Tech - "I wouldn't exclude a file on system restore folder... this restore point will be deleted in the future. You can do it now, disabling and then enabling again the system restore."


I would prefer not to lose all of my saved  System Restores - I may need them in the future.

1) What is the problem with excluding it? My first post in this thread explains the problem, and why I am excluding it in order to solve the problem.

2) Regardless if it's right or wrong ultimately to exclude it - Did I write the information correctly in "Exclusions/Add"?

As mentioned above, I included quotation marks before and after the file path/name.
Is this correct?
Will Avast exclude it, given the way I entered the info?

[DavidR]

Just let avast send the infected restore point to the chest, only that would be moved.

1. There is little worth in excluding a single file in the system volume information folder and it has little to do with actual exclusions as such.
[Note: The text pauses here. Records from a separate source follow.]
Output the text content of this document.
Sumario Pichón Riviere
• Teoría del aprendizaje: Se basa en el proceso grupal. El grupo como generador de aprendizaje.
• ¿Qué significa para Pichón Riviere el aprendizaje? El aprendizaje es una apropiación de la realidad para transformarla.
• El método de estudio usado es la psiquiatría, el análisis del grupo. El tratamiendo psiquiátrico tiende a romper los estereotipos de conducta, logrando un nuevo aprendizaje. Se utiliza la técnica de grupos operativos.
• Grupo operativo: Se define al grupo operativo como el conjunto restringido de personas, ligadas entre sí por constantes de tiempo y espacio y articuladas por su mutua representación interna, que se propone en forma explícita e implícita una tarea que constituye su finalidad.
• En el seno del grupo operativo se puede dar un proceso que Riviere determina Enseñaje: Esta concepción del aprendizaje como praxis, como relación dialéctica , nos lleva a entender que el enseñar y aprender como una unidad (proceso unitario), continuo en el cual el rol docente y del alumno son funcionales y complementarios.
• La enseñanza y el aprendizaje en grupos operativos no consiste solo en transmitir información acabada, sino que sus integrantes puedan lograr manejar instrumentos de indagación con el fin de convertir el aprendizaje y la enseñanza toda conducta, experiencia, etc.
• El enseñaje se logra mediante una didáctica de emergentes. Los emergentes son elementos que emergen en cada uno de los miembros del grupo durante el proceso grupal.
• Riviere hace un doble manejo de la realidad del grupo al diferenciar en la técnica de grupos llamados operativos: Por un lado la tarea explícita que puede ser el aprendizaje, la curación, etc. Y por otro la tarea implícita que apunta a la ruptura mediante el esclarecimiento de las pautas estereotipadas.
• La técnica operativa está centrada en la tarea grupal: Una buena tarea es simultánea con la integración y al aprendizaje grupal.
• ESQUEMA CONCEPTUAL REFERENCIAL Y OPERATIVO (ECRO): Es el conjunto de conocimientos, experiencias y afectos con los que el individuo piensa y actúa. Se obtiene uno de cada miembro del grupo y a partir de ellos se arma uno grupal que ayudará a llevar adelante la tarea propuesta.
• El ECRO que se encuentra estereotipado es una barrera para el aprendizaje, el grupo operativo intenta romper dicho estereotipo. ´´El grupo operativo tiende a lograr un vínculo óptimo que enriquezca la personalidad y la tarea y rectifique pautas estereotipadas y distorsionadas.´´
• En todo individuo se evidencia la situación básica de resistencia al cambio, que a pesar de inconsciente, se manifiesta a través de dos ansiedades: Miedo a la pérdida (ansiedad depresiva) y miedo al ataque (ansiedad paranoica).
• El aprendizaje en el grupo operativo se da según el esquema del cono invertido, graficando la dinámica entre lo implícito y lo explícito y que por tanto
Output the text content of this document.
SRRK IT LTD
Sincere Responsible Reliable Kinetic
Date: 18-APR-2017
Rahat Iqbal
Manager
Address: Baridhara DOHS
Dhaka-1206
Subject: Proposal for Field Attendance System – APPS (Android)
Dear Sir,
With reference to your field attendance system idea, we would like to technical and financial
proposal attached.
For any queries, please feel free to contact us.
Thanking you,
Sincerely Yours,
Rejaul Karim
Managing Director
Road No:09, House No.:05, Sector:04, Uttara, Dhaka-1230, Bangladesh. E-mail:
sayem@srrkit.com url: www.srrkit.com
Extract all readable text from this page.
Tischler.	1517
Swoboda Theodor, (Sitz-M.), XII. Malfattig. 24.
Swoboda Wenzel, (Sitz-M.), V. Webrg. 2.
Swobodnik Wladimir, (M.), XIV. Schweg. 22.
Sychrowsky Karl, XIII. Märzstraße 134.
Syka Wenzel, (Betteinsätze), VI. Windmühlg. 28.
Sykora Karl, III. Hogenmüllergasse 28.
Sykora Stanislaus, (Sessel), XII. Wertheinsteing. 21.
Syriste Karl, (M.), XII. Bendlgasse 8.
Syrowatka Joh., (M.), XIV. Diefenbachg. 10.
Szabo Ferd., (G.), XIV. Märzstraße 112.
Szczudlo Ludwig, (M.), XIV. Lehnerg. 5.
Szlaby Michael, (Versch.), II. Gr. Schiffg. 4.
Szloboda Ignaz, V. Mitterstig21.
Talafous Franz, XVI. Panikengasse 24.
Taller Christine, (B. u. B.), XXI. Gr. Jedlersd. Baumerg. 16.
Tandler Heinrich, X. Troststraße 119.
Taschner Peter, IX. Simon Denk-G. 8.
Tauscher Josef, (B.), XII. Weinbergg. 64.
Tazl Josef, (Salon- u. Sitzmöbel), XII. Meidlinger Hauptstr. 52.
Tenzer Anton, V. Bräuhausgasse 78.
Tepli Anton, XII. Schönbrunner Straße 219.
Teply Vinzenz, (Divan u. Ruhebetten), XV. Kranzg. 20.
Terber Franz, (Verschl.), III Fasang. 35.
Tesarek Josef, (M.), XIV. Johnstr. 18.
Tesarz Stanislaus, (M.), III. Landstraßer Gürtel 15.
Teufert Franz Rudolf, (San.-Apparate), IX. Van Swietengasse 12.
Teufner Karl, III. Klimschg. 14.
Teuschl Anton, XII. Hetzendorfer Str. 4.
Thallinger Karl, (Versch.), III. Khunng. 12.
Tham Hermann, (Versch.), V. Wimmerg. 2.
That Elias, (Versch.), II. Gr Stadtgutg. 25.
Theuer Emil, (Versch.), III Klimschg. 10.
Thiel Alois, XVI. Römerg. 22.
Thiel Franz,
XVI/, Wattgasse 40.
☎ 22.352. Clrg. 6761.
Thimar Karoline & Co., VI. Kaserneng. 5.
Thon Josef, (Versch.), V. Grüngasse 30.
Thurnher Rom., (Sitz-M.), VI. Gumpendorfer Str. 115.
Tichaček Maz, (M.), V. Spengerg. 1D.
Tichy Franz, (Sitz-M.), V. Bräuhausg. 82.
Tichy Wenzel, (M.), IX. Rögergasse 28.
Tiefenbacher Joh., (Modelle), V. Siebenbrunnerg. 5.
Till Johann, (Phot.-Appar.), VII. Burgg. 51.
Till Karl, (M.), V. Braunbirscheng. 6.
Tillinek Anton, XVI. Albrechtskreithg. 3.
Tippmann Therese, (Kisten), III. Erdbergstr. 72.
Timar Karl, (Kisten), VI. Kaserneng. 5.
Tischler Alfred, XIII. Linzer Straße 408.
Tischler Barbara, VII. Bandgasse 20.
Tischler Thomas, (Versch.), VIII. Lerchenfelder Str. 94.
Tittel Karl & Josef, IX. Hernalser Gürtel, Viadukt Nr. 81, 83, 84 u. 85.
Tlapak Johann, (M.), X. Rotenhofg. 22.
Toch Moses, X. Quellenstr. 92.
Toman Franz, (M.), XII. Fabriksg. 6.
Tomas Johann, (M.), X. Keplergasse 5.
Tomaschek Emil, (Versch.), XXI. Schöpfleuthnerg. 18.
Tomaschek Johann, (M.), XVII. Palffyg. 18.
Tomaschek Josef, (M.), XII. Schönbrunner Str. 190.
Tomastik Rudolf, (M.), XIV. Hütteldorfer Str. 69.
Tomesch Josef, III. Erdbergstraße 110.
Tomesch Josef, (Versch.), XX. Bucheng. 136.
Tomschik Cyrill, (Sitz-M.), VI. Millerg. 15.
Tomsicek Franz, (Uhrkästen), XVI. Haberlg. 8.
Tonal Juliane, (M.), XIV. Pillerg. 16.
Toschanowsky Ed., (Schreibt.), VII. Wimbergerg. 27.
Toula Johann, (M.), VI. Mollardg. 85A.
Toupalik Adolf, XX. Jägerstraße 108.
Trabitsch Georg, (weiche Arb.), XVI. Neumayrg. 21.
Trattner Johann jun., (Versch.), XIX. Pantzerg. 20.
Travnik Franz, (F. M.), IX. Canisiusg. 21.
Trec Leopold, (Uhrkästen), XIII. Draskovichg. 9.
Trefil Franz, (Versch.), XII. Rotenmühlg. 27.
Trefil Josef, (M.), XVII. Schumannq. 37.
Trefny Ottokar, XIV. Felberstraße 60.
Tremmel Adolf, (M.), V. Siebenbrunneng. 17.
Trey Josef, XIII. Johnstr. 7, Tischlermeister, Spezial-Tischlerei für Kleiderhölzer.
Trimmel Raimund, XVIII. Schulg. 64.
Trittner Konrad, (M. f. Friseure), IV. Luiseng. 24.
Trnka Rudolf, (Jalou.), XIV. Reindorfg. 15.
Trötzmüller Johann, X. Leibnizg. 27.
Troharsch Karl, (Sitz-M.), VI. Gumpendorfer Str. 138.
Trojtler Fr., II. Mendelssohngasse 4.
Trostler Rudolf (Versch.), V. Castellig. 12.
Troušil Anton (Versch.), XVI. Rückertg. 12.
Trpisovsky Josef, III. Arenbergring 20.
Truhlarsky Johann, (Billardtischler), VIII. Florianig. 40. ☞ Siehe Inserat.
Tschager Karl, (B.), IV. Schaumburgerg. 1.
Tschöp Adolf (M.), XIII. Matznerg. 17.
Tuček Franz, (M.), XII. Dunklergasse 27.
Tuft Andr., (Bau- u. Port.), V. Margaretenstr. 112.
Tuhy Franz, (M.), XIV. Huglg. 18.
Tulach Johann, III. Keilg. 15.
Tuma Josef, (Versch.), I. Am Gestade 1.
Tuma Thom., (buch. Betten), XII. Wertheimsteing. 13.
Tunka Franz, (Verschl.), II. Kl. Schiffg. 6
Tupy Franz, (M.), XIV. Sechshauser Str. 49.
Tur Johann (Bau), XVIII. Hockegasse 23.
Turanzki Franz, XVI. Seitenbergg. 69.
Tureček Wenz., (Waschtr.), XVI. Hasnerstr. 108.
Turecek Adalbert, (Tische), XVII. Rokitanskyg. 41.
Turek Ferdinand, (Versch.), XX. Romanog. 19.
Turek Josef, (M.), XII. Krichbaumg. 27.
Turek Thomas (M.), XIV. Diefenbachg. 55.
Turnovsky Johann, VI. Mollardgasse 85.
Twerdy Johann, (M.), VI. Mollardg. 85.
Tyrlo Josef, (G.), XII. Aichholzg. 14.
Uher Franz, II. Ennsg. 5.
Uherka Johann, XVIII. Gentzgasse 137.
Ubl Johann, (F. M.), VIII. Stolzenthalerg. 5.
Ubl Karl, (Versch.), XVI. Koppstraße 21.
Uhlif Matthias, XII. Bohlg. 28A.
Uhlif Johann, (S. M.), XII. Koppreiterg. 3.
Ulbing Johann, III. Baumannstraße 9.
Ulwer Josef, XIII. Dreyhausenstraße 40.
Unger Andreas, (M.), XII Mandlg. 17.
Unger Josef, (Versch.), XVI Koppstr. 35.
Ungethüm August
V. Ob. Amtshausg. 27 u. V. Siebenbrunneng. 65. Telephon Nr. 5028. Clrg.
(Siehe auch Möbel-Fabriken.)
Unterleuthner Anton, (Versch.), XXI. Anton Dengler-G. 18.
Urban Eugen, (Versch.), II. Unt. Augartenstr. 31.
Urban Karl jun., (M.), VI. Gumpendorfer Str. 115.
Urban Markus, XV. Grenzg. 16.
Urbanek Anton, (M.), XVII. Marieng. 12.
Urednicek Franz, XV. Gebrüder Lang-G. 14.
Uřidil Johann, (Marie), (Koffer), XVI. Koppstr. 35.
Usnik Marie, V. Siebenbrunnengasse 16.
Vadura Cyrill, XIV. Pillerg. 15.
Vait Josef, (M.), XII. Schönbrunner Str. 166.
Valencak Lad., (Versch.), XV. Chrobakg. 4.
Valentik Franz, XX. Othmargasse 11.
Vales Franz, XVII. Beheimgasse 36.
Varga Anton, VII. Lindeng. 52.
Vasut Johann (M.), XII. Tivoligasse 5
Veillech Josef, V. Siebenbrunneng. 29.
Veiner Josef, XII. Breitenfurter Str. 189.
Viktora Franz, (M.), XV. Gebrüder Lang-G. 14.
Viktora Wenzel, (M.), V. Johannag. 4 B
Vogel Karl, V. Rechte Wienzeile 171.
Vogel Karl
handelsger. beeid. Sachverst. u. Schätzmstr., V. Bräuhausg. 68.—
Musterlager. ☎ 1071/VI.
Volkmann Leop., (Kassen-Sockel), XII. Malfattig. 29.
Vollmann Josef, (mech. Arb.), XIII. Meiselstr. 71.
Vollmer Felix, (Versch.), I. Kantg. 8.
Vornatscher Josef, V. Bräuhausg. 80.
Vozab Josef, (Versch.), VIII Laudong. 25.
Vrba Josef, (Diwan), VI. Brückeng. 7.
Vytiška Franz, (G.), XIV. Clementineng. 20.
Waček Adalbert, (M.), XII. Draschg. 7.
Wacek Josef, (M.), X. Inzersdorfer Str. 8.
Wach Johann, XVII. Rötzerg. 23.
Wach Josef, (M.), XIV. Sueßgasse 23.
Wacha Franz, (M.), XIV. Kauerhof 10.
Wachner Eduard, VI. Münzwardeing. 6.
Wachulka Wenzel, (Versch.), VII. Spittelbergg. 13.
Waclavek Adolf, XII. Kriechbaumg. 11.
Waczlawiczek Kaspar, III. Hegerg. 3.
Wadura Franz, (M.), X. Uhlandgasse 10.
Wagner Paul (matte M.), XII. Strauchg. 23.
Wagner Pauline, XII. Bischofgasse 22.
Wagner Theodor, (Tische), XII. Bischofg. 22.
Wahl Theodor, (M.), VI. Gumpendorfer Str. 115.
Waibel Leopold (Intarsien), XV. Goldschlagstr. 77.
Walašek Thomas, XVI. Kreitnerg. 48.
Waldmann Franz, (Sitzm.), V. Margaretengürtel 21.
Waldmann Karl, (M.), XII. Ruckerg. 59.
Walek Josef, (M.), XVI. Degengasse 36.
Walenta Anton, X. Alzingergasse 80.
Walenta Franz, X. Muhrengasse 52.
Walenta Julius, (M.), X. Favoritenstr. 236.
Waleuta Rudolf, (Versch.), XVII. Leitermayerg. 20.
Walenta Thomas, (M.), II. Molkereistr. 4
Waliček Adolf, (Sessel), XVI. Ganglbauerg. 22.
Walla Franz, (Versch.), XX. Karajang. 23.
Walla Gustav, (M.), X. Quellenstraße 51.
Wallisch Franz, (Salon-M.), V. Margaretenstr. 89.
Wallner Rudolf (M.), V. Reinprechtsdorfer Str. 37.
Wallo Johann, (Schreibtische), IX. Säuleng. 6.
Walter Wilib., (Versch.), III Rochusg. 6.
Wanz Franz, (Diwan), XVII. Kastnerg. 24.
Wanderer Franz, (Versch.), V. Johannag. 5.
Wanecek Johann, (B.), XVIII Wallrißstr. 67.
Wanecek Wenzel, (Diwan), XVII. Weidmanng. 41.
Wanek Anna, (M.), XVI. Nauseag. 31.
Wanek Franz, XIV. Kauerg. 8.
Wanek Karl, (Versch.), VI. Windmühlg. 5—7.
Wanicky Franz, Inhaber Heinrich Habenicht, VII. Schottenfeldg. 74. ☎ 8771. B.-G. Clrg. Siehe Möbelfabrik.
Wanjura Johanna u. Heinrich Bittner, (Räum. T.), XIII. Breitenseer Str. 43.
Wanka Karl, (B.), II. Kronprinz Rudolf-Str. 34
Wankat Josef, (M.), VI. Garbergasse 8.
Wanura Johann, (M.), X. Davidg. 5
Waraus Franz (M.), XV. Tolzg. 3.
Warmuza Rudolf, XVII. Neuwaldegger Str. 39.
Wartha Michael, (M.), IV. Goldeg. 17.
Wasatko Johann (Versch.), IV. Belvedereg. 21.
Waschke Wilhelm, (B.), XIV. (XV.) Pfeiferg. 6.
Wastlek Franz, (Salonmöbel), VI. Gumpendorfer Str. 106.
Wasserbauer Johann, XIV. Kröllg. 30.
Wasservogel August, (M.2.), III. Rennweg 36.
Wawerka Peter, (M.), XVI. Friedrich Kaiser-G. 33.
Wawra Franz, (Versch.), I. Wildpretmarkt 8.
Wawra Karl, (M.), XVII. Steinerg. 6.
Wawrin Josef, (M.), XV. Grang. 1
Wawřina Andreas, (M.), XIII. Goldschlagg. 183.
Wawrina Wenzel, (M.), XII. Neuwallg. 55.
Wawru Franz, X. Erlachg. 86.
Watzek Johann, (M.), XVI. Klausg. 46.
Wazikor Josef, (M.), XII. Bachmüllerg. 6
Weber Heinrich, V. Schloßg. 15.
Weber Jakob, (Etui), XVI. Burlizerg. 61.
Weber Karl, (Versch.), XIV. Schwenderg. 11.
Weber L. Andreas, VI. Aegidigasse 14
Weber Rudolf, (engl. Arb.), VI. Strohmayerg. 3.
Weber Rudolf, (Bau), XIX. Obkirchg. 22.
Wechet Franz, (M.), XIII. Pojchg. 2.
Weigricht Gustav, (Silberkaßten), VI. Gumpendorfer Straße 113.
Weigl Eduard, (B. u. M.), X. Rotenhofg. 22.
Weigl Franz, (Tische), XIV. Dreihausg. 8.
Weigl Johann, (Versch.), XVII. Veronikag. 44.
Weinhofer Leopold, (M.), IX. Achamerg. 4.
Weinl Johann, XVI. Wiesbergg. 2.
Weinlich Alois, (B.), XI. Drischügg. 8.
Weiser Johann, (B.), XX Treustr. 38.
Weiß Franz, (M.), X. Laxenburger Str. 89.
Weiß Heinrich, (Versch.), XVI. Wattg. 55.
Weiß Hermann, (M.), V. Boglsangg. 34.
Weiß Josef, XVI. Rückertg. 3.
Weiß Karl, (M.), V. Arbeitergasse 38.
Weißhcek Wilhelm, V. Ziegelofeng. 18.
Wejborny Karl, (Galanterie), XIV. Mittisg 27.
If there is any doubt about a restore point then it is best out of the system volume information folder so it doesn't bite you in the rear some time in the future if you use system restore possibly reinfecting your computer.

That I believe is the point Tech was trying to make rather than saying simply don't use exclusions, there is a purpose for them, yes, but not I feel for suspect restore points.

2. Personally I don't know if the " quotes " are needed or not, but one way to check if the exclusion worked would br to scan the system volume information folder and see if avast detects the infected restore point. If it does detect it then the exclusion didn't work, that could either mean you entered it in the wrong exclusion list or the path is wrong or the quotes aren't required, etc.

But as I said I wouldn't go to that much trouble send the suspect restore point to the chest.

[Lisandro]

I would prefer not to lose all of my saved  System Restores - I may need them in the future.

They're infected, you won't be able to use them. Delete it and make a new clean one.
If you don't want to get rid from it, so, just wait, Windows will do it automatically in the future...

1) What is the problem with excluding it? My first post in this thread explains the problem, and why I am excluding it in order to solve the problem.

You can use the exclusion, but when restore point get deleted, the exclusion won't help you.
Until there, you can't restore (and use) the file in the original place, as you're not adding the original place to the exclusion list (only the system restore one) and because the file is infected.